Rent Regulations: The Cost of Good Intentions

When first enacted our system of Rent Regulations was intended to relieve the housing shortage created by World War II. Since then its purpose has expanded to include the creation and preservation of affordable housing. While this is indeed a laudable goal and necessary for the health of our city, an examination of the cost of rent regulations reveals that as well-intentioned as the system may be, rather than creating and preserving affordable housing the system instead has had just the opposite effect.

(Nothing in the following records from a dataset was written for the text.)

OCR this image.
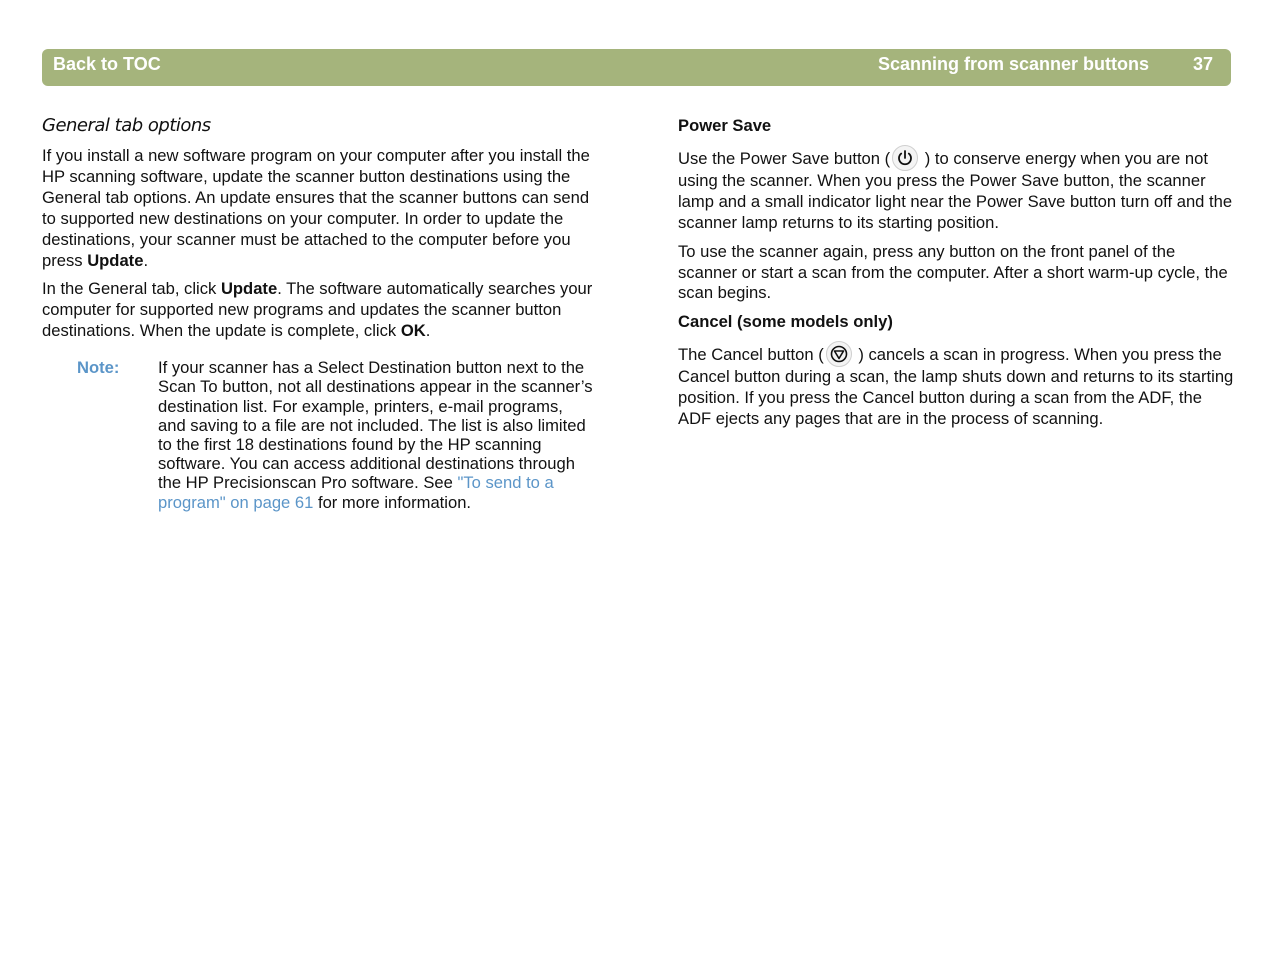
Back to TOC	Scanning from scanner buttons 37
General tab options

If you install a new software program on your computer after you install the HP scanning software, update the scanner button destinations using the General tab options. An update ensures that the scanner buttons can send to supported new destinations on your computer. In order to update the destinations, your scanner must be attached to the computer before you press Update.

In the General tab, click Update. The software automatically searches your computer for supported new programs and updates the scanner button destinations. When the update is complete, click OK.

Note: If your scanner has a Select Destination button next to the Scan To button, not all destinations appear in the scanner’s destination list. For example, printers, e-mail programs, and saving to a file are not included. The list is also limited to the first 18 destinations found by the HP scanning software. You can access additional destinations through the HP Precisionscan Pro software. See "To send to a program" on page 61 for more information.
Power Save

Use the Power Save button (
) to conserve energy when you are not using the scanner. When you press the Power Save button, the scanner lamp and a small indicator light near the Power Save button turn off and the scanner lamp returns to its starting position.

To use the scanner again, press any button on the front panel of the scanner or start a scan from the computer. After a short warm-up cycle, the scan begins.

Cancel (some models only)

The Cancel button (
) cancels a scan in progress. When you press the Cancel button during a scan, the lamp shuts down and returns to its starting position. If you press the Cancel button during a scan from the ADF, the ADF ejects any pages that are in the process of scanning.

In previous blogs I've estimated that New York City's system of rent regulations is costing almost $2 billion per year to operate. According to city budget estimates, it costs the city $50,000 to create one unit of affordable housing. Assuming that this $2 billion a year of lost revenue could be leveraged to create an annual $10 billion pool of investment capital then the city would be able to construct 200,000 units of affordable housing every year if our system of rent regulations was eliminated. When you compare this to Mayor Bloomberg's ambitious plan for affordable housing which calls for the construction of a total of 165,000 units by the year 2013at a cost of $7.5 billion (and which has been described as "the largest municipal affordable housing plan in the nation's history ") it gives you some idea of the opportunity lost to the city every year as result of the operation of our system of rent regulations. Further, if the system were eliminated altogether tomorrow, the one million units of housing that are now regulated by the system could be completely replaced by newly constructed, better quality housing, within five years!